Elections officials in portions of Florida hard hit by Hurricane Ian are scrambling to meet a fast-approaching deadline to begin sending out absentee ballots and are working to develop contingency plans for November’s general election.

In Lee County, Florida – home to Fort Myers, which saw homes and businesses torn apart and flooded this week by the powerful storm – Elections Supervisor Tommy Doyle said the county’s election equipment and voting material survived Ian, but his facilities lack power. 

An immediate priority, he told CNN on Friday, was ensuring that the county would meet the Oct. 6 deadline under state law to mail out about 180,000 absentee ballots to Florida residents who already have requested them.
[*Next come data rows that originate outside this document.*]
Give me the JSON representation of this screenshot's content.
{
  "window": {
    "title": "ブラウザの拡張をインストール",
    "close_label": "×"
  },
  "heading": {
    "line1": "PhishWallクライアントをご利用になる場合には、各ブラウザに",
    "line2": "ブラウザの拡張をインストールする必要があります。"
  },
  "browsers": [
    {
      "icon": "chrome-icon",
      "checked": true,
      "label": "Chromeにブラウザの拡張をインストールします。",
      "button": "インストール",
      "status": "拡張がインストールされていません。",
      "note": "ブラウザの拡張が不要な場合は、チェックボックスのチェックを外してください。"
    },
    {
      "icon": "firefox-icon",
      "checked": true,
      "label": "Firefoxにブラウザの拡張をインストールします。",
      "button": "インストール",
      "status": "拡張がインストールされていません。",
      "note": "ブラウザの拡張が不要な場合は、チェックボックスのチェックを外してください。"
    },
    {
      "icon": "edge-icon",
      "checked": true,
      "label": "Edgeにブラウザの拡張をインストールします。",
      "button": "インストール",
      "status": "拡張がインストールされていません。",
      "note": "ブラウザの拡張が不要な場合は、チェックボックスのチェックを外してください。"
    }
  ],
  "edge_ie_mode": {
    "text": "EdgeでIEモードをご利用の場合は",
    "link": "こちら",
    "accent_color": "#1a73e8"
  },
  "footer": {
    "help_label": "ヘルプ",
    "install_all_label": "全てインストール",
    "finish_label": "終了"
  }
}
The Bonita Springs, Florida, vendor handling the work already had completed about half the project when the storm hit, Doyle said, but currently lacks electrical power to finish the job.

If the power is not restored by Sunday, Doyle said he plans to shift the work to the East Coast of the state in an effort to meet the deadline.

Leon County Elections Supervisor Mark Earley, who is president of the state association for Florida’s 67 election supervisors, said counties affected by the hurricane are still “assessing the situation,” but said their main offices and warehouses “survived intact and remarkably well.” 

Officials, however, will have to come up with contingency plans, especially in Lee County, for in-person voting later this fall, following the likely destruction of polling places, he said.

Earley said those options include establishing consolidated voting centers and encouraging Floridians displaced by the storm to vote by mail. Oct. 29 is the deadline to request a vote-by-mail ballot in Florida.